Boyle J O, Langenfeld J, Lonardo F, Sekula D, Reczek P, Rusch V, Dawson M I, Dmitrovsky E
Laboratory of Molecular Medicine and Head and Neck Service, Sloan-Kettering Institute, Memorial Sloan-Kettering Cancer Center, New York, NY 10021, USA.
J Natl Cancer Inst. 1999 Feb 17;91(4):373-9. doi: 10.1093/jnci/91.4.373.
Retinoids (derivatives of vitamin A) are reported to reduce the occurrence of some second primary cancers, including aerodigestive tract tumors. In contrast, beta-carotene does not reduce the occurrence of primary aerodigestive tract cancers. Mechanisms explaining these effective retinoid and ineffective carotenoid chemoprevention results are poorly defined. Recently, the all-trans-retinoic acid (RA)-induced proteolysis of cyclin D1 that leads to the arrest of cells in G1 phase of the cell cycle was described in human bronchial epithelial cells and is a promising candidate for such a mechanism. In this study, we have investigated this proteolysis as a common signal used by carotenoids or receptor-selective and receptor-nonselective retinoids.
We treated cultured normal human bronchial epithelial cells, immortalized human bronchial epithelial cells (BEAS-2B), and transformed human bronchial epithelial cells (BEAS-2BNNK) with receptor-selective or receptor-nonselective retinoids or with carotenoids and studied the effects on cell proliferation by means of tritiated thymidine incorporation and on cyclin D1 expression by means of immunoblot analysis. We also examined whether calpain inhibitor I, an inhibitor of the 26S proteasome degradation pathway, affected the decline (i.e., proteolysis) of cyclin D1.
Receptor-nonselective retinoids were superior to the carotenoids studied in mediating the decline in cyclin D1 expression and in suppressing the growth of bronchial epithelial cells. Retinoids that activated retinoic acid receptor beta or retinoid X receptor pathways preferentially led to a decrease in the amount of cyclin D1 protein and a corresponding decline in growth. The retinoid-mediated degradation of cyclin D1 was blocked by cotreatment with calpain inhibitor I.
Retinoid-dependent cyclin D1 proteolysis is a common chemoprevention signal in normal and neoplastic human bronchial epithelial cells. In contrast, carotenoids did not affect cyclin D1 expression. Thus, the degradation of cyclin D1 is a candidate intermediate marker for effective retinoid-mediated cancer chemoprevention in the aerodigestive tract.

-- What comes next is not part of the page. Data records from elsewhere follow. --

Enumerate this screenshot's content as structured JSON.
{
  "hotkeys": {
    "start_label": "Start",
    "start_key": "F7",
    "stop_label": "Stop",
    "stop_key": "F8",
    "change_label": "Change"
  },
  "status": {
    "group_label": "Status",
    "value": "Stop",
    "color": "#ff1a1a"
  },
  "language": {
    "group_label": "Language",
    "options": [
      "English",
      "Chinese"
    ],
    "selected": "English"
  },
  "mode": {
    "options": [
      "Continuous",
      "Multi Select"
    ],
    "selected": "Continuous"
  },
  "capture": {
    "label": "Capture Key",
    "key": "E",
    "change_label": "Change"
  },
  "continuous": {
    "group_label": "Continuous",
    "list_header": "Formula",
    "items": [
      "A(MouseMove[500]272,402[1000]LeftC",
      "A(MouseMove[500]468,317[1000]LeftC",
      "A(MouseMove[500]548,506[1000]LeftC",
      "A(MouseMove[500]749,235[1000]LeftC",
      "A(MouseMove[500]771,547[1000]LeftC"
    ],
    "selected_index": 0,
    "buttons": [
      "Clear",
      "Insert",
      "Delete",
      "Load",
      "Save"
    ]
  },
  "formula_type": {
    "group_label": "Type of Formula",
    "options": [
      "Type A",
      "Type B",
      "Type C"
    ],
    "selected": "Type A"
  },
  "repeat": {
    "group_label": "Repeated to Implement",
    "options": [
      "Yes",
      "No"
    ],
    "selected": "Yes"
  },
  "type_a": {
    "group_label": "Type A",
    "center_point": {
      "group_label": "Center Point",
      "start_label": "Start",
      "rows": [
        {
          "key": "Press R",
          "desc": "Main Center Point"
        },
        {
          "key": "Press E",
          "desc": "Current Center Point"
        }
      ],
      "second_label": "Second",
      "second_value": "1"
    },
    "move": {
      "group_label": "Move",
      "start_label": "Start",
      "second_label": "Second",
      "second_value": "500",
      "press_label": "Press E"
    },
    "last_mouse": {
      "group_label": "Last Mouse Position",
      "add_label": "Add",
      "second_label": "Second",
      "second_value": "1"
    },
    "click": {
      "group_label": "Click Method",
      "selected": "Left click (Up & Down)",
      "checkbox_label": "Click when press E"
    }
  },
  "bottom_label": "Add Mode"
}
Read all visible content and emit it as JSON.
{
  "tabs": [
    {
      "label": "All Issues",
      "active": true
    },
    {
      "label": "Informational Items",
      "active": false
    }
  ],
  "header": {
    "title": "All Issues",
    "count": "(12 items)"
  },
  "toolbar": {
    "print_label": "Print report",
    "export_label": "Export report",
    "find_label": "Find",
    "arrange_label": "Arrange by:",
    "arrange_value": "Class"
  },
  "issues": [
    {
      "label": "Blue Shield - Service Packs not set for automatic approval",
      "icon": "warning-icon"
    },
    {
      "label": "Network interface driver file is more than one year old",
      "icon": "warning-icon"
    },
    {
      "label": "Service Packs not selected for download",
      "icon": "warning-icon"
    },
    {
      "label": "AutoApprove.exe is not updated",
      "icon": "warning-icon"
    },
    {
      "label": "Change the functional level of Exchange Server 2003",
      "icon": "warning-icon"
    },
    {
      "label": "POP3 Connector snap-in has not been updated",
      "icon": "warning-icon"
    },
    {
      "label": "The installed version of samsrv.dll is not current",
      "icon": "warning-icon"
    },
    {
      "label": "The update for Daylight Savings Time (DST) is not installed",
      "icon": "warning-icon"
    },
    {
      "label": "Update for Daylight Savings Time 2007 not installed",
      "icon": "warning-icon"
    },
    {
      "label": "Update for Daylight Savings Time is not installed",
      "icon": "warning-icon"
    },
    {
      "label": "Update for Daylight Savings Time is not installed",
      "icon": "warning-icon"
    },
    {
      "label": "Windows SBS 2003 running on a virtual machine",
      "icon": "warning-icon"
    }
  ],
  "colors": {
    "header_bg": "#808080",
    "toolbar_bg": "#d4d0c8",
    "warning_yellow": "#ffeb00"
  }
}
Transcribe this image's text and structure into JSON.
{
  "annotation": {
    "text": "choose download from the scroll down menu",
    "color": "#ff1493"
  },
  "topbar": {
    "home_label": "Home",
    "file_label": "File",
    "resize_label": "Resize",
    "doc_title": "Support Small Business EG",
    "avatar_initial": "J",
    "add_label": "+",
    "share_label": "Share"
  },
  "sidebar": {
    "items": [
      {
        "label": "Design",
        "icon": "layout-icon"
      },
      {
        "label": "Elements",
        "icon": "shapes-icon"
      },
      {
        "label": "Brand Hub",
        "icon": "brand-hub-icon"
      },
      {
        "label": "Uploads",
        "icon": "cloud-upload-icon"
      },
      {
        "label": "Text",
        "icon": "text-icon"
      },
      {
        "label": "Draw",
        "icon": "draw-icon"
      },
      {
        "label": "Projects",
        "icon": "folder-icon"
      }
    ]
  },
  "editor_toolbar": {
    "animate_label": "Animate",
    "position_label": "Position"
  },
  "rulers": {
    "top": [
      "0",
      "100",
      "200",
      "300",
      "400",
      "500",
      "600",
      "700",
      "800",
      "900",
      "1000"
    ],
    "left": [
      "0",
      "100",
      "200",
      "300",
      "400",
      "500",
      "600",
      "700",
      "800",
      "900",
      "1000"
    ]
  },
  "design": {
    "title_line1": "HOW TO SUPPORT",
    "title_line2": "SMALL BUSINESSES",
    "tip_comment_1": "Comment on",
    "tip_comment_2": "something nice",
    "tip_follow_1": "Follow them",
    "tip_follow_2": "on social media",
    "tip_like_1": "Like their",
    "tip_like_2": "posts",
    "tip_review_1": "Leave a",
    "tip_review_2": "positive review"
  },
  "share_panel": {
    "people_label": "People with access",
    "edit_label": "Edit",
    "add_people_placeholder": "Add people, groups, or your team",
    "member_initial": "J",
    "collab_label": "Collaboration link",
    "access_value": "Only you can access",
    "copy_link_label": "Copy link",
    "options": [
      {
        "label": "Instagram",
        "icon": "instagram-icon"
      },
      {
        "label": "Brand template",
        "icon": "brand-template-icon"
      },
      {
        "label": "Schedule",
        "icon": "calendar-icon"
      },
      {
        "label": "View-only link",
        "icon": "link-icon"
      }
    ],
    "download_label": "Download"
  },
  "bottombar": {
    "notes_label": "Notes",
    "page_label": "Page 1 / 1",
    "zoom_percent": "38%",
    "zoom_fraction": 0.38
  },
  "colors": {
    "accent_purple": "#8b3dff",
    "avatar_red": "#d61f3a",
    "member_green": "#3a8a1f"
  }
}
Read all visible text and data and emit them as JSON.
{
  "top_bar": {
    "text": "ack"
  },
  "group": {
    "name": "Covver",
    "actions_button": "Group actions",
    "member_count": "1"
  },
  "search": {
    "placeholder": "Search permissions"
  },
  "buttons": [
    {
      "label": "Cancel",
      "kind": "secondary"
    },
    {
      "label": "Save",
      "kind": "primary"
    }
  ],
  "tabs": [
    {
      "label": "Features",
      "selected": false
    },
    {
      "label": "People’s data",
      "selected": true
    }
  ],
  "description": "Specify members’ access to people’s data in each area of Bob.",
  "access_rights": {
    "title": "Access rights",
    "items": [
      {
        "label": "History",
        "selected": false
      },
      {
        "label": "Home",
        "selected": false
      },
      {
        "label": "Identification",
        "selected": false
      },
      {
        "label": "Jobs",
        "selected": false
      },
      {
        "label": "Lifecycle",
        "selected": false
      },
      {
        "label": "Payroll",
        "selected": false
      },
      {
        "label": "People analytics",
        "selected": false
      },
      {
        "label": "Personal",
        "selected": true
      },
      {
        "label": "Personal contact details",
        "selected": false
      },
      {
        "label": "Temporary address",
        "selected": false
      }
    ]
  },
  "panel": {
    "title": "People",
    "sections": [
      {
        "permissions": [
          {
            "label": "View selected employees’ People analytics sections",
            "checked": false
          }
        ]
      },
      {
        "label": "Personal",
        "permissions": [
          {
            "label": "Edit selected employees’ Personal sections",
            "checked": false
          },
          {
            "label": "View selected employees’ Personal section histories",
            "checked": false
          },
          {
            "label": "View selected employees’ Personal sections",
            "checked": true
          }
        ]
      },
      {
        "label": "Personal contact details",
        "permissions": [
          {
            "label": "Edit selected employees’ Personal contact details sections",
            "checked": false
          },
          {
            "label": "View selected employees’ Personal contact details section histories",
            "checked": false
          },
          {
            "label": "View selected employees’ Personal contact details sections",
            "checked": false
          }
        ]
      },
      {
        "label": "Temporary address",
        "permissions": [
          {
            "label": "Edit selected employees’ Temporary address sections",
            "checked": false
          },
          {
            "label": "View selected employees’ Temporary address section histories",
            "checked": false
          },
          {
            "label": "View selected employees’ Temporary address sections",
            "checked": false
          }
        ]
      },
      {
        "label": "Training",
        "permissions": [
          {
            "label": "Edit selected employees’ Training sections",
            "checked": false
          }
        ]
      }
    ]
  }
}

据报道,类视黄醇(维生素A的衍生物)可降低某些第二原发性癌症的发生率,包括气消化道肿瘤。相比之下,β-胡萝卜素并不能降低原发性气消化道癌症的发生率。解释这些有效的类视黄醇和无效的类胡萝卜素化学预防结果的机制尚不清楚。最近,在人支气管上皮细胞中描述了全反式维甲酸(RA)诱导的细胞周期蛋白D1的蛋白水解,这导致细胞在细胞周期的G1期停滞,并且是这种机制的一个有希望的候选者。在本研究中,我们研究了这种蛋白水解作为类胡萝卜素或受体选择性和受体非选择性类视黄醇使用的共同信号。
我们用受体选择性或受体非选择性类视黄醇或类胡萝卜素处理培养的正常人支气管上皮细胞、永生化人支气管上皮细胞(BEAS-2B)和转化的人支气管上皮细胞(BEAS-2BNNK),并通过氚标记胸腺嘧啶掺入法研究对细胞增殖的影响,通过免疫印迹分析研究对细胞周期蛋白D1表达的影响。我们还检查了26S蛋白酶体降解途径的抑制剂钙蛋白酶抑制剂I是否影响细胞周期蛋白D1的下降(即蛋白水解)。
受体非选择性类视黄醇在介导细胞周期蛋白D1表达下降和抑制支气管上皮细胞生长方面优于所研究的类胡萝卜素。激活维甲酸受体β或类视黄醇X受体途径的类视黄醇优先导致细胞周期蛋白D1蛋白量的减少和相应的生长下降。钙蛋白酶抑制剂I共处理可阻断类视黄醇介导的细胞周期蛋白D1降解。
类视黄醇依赖性细胞周期蛋白D1蛋白水解是正常和肿瘤性人支气管上皮细胞中的一种常见化学预防信号。相比之下,类胡萝卜素不影响细胞周期蛋白D1表达。因此,细胞周期蛋白D1的降解是气消化道中有效类视黄醇介导的癌症化学预防的候选中间标志物。